Confidence Interval for delta
NASA points out on their website that
A one-degree global change is significant because it takes a vast amount of heat to warm all the oceans, atmosphere, and land by that much. In the past, a one- to two-degree drop was all it took to plunge the Earth into the Little Ice Age. Now, we construct a 95% confidence interval for our data.
calculate_ci <- comparison %>%
filter(interval == "2011-present")%>%
summarise(mean_diff=mean(delta,na.rm = TRUE),
sd_diff=sd(delta, na.rm = TRUE),
count_diff=n(),
se_diff=sd_diff/sqrt(count_diff),
t_critical = qt(0.975, count_diff-1),
lower = mean_diff-t_critical*se_diff,
upper = mean_diff+t_critical*se_diff)
#print out formula_CI
calculate_ci
## # A tibble: 1 x 7
## mean_diff sd_diff count_diff se_diff t_critical lower upper
## <dbl> <dbl> <int> <dbl> <dbl> <dbl> <dbl>
## 1 0.966 0.262 108 0.0252 1.98 0.916 1.02
The 95% confidence interval for delta is 0.916-1.02.
Now, we use the bootstrap method to create a confidence interval.

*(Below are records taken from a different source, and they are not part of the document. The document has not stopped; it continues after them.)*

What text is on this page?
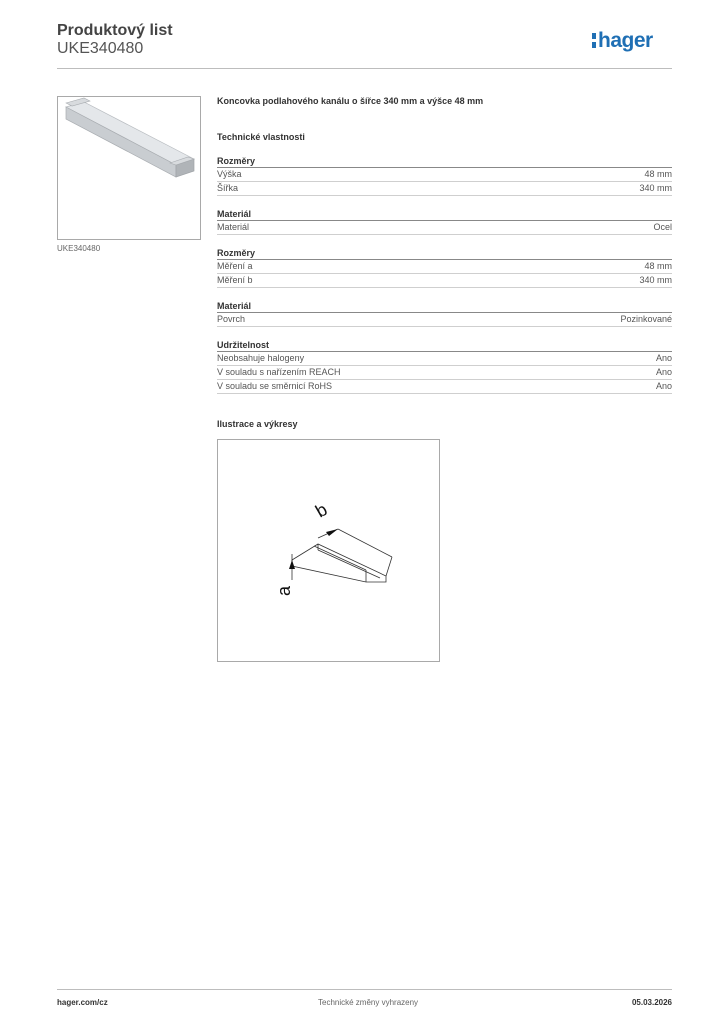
Produktový list
UKE340480	hager
UKE340480
Koncovka podlahového kanálu o šířce 340 mm a výšce 48 mm
Technické vlastnosti
Rozměry
Výška	48 mm
Šířka	340 mm
Materiál
Materiál	Ocel
Rozměry
Měření a	48 mm
Měření b	340 mm
Materiál
Povrch	Pozinkované
Udržitelnost
Neobsahuje halogeny	Ano
V souladu s nařízením REACH	Ano
V souladu se směrnicí RoHS	Ano
Ilustrace a výkresy
b
a
hager.com/cz	Technické změny vyhrazeny	05.03.2026
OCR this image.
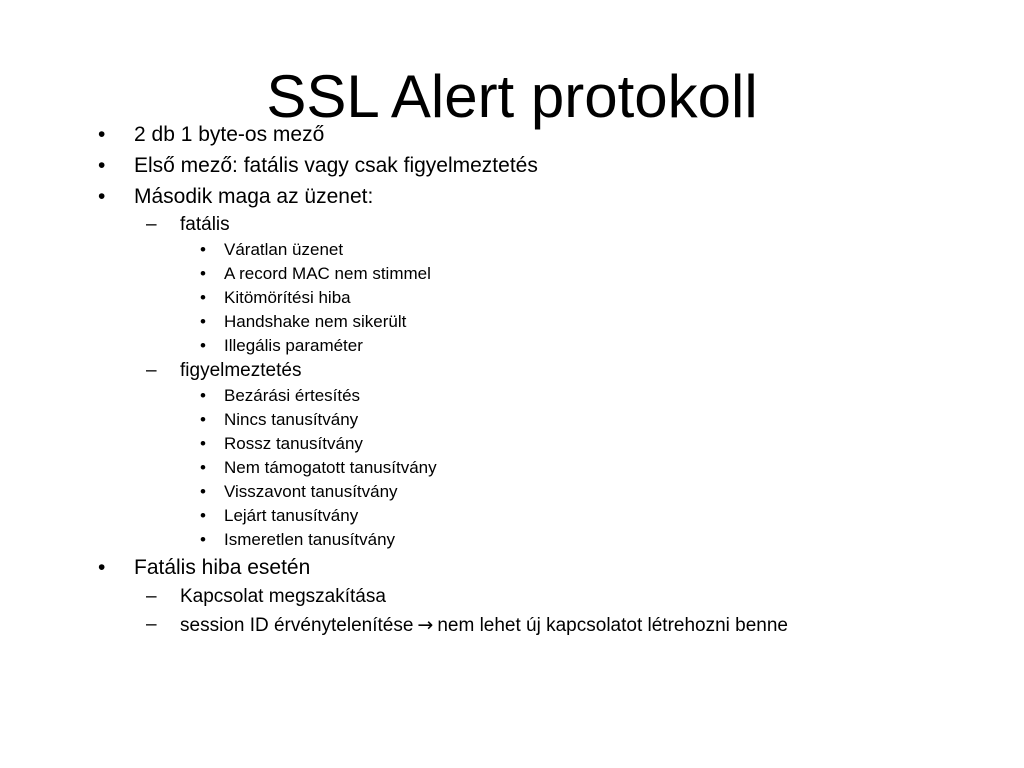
SSL Alert protokoll
• 2 db 1 byte-os mező
• Első mező: fatális vagy csak figyelmeztetés
• Második maga az üzenet:
– fatális
• Váratlan üzenet
• A record MAC nem stimmel
• Kitömörítési hiba
• Handshake nem sikerült
• Illegális paraméter
– figyelmeztetés
• Bezárási értesítés
• Nincs tanusítvány
• Rossz tanusítvány
• Nem támogatott tanusítvány
• Visszavont tanusítvány
• Lejárt tanusítvány
• Ismeretlen tanusítvány
• Fatális hiba esetén
– Kapcsolat megszakítása
– session ID érvénytelenítése → nem lehet új kapcsolatot létrehozni benne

# use the infer package to construct a 95% CI for delta
library(infer)
set.seed(1234)
data_infer <- comparison %>%
filter(interval == "2011-present")%>%
specify(response = delta)%>%
generate(reps = 1000, type="bootstrap")%>%
calculate(stat="mean")
percentile_ci <- data_infer %>%
get_confidence_interval(level=0.95, type="percentile")
percentile_ci
## # A tibble: 1 x 2
## lower_ci upper_ci
## <dbl> <dbl>
## 1 0.917 1.02
We have created two confidence intervals using two methods, one using our dataset and the other via bootstrapping for mean delta. The bootstrap method generates 1000 samples with replacement and approximates the distribution to estimate sample variability. The data shows us (for both methods, with the formula as well as with the infer package) that we can be 95% sure that the real mean of the population of temperature differences lies between 0.917 and 1.02.